By Paul Goble
In the absence of any specific findings, “it is not excluded,” Russian journalist Arkady Babchenko says, that the anonymous telephone warnings about bombs that have forced the evacuation of facilities in Russia over the last two weeks may be “a test of [Russia’s] special services.”
That was what appears to have happened in 1999 in Ryazan, he points out; and there is no reason to assume that this tactic could be repeated now (gordonua.com/news/worldnews/ne-isklyucheno-chto-lzheminirovaniya-v-rossii-proverka-specsluzhb-v-1999-godu-takoe-bylo-v-ryazani-pochemu-by-ne-povtorit-babchenko-208867.html).
Ukraine’s Gordon news agency to which Babchenko made this comment notes that “after a series of terrorist acts” in 1999, police found explosives planted in Ryazan. The then-director of the FSB said that “analogous explosive materials had been placed by FSB officers in several cities in the course of training exercises to raise the professionalism of the special services.”
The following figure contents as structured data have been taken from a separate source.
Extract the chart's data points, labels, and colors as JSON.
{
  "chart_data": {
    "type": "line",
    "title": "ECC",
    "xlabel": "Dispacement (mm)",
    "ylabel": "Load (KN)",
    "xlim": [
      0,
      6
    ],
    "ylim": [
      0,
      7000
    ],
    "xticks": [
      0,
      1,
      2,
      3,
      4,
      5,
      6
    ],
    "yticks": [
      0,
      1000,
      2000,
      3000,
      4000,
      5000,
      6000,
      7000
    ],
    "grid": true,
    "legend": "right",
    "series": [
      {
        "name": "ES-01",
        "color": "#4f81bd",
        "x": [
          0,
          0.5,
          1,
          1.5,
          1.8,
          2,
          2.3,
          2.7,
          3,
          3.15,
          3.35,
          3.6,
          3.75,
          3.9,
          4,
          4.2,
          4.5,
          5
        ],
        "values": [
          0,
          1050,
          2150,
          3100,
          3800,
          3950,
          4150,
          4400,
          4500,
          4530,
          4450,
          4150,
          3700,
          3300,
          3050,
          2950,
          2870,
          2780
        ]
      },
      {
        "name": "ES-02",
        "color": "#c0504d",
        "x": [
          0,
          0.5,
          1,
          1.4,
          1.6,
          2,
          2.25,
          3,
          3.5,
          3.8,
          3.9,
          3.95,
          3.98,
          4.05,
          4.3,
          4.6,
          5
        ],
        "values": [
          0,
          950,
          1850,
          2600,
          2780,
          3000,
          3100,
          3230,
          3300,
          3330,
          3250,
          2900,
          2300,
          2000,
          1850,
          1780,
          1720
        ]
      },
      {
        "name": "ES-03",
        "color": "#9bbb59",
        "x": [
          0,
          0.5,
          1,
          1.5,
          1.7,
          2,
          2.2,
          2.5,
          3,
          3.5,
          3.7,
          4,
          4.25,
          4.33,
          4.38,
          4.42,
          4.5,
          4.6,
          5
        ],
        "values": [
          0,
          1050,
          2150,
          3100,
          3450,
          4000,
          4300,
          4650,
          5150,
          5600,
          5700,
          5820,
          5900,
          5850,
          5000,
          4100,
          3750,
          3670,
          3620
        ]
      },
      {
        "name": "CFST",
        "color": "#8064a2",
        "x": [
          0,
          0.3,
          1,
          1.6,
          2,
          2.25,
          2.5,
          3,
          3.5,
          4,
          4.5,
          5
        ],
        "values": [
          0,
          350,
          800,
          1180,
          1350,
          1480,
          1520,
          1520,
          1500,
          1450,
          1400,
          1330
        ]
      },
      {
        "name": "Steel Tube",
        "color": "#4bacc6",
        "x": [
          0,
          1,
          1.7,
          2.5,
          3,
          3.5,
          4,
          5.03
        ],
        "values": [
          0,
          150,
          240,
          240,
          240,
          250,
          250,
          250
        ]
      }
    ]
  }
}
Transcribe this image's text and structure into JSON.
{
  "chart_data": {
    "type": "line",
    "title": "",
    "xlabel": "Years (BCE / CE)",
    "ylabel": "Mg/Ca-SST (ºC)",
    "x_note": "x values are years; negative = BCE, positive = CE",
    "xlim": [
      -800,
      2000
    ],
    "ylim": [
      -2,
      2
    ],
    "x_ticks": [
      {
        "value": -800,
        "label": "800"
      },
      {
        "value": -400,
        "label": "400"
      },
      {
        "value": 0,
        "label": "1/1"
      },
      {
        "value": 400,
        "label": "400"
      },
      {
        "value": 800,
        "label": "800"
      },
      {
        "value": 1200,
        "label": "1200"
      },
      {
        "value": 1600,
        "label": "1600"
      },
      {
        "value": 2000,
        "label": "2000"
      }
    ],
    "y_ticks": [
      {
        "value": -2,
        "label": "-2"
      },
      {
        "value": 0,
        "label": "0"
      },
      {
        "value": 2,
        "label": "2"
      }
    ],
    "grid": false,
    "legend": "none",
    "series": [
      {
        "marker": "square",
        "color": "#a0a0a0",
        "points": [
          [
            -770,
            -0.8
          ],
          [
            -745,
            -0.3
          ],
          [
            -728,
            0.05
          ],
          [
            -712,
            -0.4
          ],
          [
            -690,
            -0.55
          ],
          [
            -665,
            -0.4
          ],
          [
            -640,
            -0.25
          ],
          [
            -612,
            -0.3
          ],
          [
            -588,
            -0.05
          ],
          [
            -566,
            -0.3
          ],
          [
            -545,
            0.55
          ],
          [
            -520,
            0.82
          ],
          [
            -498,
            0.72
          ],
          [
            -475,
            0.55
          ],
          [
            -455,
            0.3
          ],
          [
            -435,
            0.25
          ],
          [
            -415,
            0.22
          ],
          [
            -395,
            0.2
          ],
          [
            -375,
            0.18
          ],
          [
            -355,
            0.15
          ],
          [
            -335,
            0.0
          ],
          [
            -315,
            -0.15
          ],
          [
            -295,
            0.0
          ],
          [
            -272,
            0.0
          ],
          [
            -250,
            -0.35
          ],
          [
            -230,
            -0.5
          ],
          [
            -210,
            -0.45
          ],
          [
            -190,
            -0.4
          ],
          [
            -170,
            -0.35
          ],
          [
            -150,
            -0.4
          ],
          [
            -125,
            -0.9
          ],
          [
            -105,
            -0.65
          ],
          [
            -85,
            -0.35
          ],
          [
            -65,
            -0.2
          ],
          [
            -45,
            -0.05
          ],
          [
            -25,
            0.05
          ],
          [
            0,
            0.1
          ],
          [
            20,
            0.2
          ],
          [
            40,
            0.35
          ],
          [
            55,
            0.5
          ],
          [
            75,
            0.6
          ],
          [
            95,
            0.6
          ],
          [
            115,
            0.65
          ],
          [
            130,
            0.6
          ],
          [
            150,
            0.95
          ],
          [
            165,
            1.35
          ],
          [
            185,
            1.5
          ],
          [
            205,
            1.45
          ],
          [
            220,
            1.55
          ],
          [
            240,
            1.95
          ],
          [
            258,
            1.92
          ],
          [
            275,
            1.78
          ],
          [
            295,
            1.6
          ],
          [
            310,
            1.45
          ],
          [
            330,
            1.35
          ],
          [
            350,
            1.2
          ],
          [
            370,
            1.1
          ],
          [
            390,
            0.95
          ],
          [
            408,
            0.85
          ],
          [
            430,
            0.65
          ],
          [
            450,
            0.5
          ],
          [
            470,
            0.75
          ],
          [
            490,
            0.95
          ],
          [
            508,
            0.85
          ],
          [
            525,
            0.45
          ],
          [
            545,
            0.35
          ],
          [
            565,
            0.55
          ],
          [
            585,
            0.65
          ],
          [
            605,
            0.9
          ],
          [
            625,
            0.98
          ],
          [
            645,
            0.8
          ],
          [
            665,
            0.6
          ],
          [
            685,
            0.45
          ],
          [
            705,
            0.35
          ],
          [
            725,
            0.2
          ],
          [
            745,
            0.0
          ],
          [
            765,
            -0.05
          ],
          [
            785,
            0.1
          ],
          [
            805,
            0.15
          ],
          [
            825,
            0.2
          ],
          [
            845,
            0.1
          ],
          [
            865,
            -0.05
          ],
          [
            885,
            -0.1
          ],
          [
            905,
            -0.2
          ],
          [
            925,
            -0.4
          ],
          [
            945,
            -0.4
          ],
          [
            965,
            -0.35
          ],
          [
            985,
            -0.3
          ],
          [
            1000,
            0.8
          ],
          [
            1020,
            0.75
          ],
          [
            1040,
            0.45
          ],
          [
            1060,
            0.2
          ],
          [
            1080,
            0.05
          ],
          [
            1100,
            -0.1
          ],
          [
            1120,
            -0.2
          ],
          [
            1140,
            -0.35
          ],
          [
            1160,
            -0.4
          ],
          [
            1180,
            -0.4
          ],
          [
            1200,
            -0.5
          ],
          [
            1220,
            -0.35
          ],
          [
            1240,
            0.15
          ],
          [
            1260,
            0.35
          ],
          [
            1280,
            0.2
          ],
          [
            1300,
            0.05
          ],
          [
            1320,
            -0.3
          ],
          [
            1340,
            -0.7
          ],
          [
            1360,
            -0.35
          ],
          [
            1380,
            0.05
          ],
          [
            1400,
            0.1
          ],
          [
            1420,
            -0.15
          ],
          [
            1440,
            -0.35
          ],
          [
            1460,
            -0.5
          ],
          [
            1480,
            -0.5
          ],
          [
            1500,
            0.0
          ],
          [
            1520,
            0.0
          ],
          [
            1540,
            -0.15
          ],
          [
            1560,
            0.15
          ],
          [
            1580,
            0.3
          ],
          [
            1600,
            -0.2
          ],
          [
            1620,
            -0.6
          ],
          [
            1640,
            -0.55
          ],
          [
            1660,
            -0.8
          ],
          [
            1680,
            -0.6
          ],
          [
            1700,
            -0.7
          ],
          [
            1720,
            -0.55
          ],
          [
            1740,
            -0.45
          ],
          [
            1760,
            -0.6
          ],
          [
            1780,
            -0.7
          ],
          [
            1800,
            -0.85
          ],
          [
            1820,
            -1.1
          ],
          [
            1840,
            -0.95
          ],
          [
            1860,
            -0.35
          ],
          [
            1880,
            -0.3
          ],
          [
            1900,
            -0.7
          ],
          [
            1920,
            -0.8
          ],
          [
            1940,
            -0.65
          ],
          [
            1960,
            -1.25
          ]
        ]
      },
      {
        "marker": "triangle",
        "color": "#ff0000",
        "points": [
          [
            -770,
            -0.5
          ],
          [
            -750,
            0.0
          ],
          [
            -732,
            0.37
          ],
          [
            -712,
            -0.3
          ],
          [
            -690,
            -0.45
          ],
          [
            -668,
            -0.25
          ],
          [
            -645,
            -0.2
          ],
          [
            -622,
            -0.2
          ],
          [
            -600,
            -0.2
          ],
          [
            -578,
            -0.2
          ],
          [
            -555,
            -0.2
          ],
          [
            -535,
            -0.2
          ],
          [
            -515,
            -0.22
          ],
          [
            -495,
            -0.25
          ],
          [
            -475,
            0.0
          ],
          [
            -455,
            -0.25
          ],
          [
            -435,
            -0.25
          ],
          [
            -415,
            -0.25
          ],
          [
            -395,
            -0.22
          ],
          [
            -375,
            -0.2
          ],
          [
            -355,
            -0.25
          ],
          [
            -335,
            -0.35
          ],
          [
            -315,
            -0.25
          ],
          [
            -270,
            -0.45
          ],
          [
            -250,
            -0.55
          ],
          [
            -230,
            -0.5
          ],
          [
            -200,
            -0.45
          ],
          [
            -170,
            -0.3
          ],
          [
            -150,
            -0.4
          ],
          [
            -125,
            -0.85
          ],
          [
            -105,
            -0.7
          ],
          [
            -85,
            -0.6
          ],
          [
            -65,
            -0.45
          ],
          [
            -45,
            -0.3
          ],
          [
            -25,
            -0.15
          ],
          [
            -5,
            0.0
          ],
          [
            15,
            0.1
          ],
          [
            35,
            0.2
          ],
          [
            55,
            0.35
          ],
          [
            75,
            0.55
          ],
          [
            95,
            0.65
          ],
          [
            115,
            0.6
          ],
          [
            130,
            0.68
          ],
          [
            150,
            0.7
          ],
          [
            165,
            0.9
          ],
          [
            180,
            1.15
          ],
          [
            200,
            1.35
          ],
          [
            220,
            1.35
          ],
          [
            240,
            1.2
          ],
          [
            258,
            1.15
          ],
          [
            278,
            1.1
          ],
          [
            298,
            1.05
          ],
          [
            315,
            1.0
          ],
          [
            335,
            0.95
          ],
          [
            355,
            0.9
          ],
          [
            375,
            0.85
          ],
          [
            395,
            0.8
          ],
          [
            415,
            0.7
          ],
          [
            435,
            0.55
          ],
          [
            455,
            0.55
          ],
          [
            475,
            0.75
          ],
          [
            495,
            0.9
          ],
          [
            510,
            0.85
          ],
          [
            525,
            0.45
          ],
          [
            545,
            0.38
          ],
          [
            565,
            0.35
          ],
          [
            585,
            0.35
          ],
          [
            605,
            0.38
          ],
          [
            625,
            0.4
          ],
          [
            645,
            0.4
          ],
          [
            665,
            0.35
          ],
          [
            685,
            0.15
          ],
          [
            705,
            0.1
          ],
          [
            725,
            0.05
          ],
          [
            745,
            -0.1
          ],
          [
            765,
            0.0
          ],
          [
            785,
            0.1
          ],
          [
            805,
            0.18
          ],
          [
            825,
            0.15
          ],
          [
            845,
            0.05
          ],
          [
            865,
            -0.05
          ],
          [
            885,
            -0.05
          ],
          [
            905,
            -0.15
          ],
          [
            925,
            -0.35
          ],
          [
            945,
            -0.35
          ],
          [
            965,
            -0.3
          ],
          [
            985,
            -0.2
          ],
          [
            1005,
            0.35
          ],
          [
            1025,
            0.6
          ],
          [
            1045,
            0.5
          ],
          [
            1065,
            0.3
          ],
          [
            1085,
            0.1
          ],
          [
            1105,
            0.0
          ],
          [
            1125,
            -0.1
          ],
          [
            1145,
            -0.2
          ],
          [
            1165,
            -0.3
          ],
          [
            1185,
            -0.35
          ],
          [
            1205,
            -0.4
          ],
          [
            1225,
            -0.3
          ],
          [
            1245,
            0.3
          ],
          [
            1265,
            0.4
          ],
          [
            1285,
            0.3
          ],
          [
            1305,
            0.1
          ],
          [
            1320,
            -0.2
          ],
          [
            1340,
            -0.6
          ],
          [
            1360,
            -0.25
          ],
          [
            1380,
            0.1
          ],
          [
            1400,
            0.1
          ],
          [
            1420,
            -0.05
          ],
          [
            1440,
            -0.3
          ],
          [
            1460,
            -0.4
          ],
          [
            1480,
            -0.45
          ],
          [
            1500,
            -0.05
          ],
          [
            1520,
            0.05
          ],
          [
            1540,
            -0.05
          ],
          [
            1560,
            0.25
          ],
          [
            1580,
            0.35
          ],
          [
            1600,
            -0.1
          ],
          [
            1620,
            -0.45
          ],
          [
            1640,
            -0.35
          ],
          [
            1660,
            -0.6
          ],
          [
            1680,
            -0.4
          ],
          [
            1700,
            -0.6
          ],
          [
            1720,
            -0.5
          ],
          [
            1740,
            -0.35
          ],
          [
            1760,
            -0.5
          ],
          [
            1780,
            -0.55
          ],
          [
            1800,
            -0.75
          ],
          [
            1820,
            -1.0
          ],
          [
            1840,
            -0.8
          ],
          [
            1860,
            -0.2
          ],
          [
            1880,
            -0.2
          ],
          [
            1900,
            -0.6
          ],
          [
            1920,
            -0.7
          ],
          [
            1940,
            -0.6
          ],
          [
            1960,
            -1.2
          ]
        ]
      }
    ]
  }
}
“Why shouldn’t this be repeated?” Babchenko asks rhetorically. “I completely allow the possibility of such a variant” — although he acknowledges that there are many other possible explanations from genuine telephone terrorism to hooliganism to copycat crimes of one kind or another. He doesn’t address whether more than one of these factors might be involved.
The journalist adds that Russians have been living with a terrorist threat and warnings of terrorist threats for 20 years and in a certain sense have become used to such things. As a result, they aren’t inclined to show as much concern or alarm or even devote as much attention as many other peoples might. “That is what the country is like,” he says.